I'm curious if anyone can shed some light on my seemingly opaque brain as to why Sine is an odd function and Cosine is an even function?

2. Jul 31, 2006

### Office_Shredder

Staff Emeritus
Try graphing it, that should help. Sin(x) is odd because sin(-x)=-sin(x), whereas cos(x) is even because cos(-x)=cos(x). When looking at the definitions of sin and cos on the unit circle it should be obvious.... if you go backwards x radians instead of forwards, you end up on the opposite side of the x-axis, but the same side of the y-axis. This is because you start at x=0 on the x-axis

3. Aug 1, 2006

Looking at the Taylor Series should help.

4. Aug 1, 2006

### hmm?

From what I gather, I think your explanation and the books is similiar. So as far as I can understand Cos(-60)=1/2 and Sin(-30)=-1/2 which satisfies the Sin(-x)=-Sinx and Cos(-x)=Cosx--this is not hard for me to comprehend, but I was thinking, what about Cos(-120)? Does this not equal -1/2, or Sin(-210)=1/2--does it vary with in certain quadrants? Anyways, thanks Officer shredder for pointing me in the right direction.

5. Aug 2, 2006

### Data

Look at the "unit circle" definition for the functions. As Office_Shredder said, the parity of the functions should be pretty obvious.
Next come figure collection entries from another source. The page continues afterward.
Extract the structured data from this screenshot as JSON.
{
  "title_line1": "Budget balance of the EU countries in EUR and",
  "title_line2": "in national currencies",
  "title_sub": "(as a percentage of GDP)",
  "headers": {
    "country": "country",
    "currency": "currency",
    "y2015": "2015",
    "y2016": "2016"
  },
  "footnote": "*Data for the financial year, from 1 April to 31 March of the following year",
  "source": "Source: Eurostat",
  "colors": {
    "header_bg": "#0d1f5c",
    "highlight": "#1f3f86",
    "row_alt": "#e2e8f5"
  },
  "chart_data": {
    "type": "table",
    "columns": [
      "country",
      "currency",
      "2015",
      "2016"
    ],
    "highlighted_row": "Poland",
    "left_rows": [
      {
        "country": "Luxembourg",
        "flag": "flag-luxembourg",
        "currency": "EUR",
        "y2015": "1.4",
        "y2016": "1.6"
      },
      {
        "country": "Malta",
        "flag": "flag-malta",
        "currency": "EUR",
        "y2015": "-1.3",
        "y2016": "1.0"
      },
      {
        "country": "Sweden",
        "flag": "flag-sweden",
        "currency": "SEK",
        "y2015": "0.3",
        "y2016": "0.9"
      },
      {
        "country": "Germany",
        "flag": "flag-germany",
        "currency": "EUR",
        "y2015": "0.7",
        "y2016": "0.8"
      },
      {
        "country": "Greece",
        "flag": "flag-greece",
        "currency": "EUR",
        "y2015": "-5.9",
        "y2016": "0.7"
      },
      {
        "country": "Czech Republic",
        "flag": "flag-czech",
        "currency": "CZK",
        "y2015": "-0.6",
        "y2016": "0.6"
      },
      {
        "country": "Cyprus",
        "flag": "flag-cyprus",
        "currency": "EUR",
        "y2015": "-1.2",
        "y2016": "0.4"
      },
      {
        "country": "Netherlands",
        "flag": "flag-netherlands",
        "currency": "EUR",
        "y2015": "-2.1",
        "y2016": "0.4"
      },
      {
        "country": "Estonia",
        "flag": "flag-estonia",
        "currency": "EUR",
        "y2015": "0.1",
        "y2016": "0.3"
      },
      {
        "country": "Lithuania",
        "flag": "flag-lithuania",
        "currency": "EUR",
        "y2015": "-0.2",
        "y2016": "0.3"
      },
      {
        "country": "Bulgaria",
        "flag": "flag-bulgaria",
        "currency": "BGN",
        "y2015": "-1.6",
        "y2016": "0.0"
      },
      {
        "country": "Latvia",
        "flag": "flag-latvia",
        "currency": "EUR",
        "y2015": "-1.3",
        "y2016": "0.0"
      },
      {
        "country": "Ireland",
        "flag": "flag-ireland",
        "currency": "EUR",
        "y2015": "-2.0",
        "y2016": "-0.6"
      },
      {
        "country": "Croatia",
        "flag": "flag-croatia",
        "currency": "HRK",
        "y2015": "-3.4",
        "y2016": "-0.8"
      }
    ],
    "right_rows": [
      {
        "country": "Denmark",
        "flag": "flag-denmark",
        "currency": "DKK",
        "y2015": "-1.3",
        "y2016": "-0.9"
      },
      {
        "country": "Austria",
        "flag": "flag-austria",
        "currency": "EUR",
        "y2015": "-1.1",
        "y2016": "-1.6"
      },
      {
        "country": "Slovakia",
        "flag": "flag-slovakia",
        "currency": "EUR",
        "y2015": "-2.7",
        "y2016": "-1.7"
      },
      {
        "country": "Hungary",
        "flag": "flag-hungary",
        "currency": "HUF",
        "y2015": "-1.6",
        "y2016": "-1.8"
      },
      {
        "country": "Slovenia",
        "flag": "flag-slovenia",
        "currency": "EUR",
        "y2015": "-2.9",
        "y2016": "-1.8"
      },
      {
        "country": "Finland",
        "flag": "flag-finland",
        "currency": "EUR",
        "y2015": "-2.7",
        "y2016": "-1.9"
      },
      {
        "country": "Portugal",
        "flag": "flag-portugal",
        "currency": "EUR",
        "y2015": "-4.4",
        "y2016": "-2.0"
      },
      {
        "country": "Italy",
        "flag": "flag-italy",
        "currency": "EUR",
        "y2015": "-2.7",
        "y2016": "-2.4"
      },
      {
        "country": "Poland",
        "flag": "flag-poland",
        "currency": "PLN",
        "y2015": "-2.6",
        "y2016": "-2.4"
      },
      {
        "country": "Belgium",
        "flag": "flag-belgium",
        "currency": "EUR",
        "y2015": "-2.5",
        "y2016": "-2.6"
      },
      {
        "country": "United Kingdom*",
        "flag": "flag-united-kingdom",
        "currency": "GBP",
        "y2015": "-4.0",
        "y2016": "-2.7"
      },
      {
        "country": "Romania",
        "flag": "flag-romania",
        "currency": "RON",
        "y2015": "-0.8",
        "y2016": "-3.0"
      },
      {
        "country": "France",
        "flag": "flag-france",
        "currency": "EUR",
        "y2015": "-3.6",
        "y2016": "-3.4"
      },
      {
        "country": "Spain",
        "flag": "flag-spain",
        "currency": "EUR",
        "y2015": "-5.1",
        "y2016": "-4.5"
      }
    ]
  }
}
In case you don't know what I'm talking about:

Consider the point (1,0). If you rotate that point around the origin by an angle $\theta$ counterclockwise, without changing its length, then you get a new point (x,y) (with $x^2+y^2=1,$ which is why this is referred to as the "unit circle" defition - you're just rotating around a circle of radius 1 centered at the origin). We define $\sin{\theta} = y$ and $\cos{\theta} = x$.

So if we rotate 0 degrees, you get $\sin{\theta} = 0$ since that just leaves you with (x,y)=(1,0). If you rotate around counterclockwise (ie. $\theta$ is positive) with an angle $\leq \pi$, you see that $y \geq 0$, so $\sin{\theta} = y \geq 0$. If you then rotate by $-\theta$ (ie. clockwise by the same angle) then you find that $y$ is now of opposite sign but the same magnitude, ie. $\sin{\theta} = -\sin{(-\theta)}$. You'll see this works for angles $\theta > \pi$ too if you think about it.

Seeing that $\cos$ is even is equally easy with that definition.

(note i'm using radians for angles here which you may or may not be familiar with - in the above, $\pi = 180^\circ$)

Last edited: Aug 2, 2006
6. Aug 2, 2006

### hmm?

If you could provide me a demonstration of lets say $\sin(-\frac{7\pi}{6}) = -\sin(\frac{7\pi}{6})$ I would be most greatful, Data. As you can see, this is what excites the most trouble in my understanding--when $$\theta \geq 180$$. My apologies if I come off tenacious, but not understanding this completely vexes me inside!

Ahh! It should $$\frac{7\pi}{6}$$ radians.

Thanks.

Last edited: Aug 2, 2006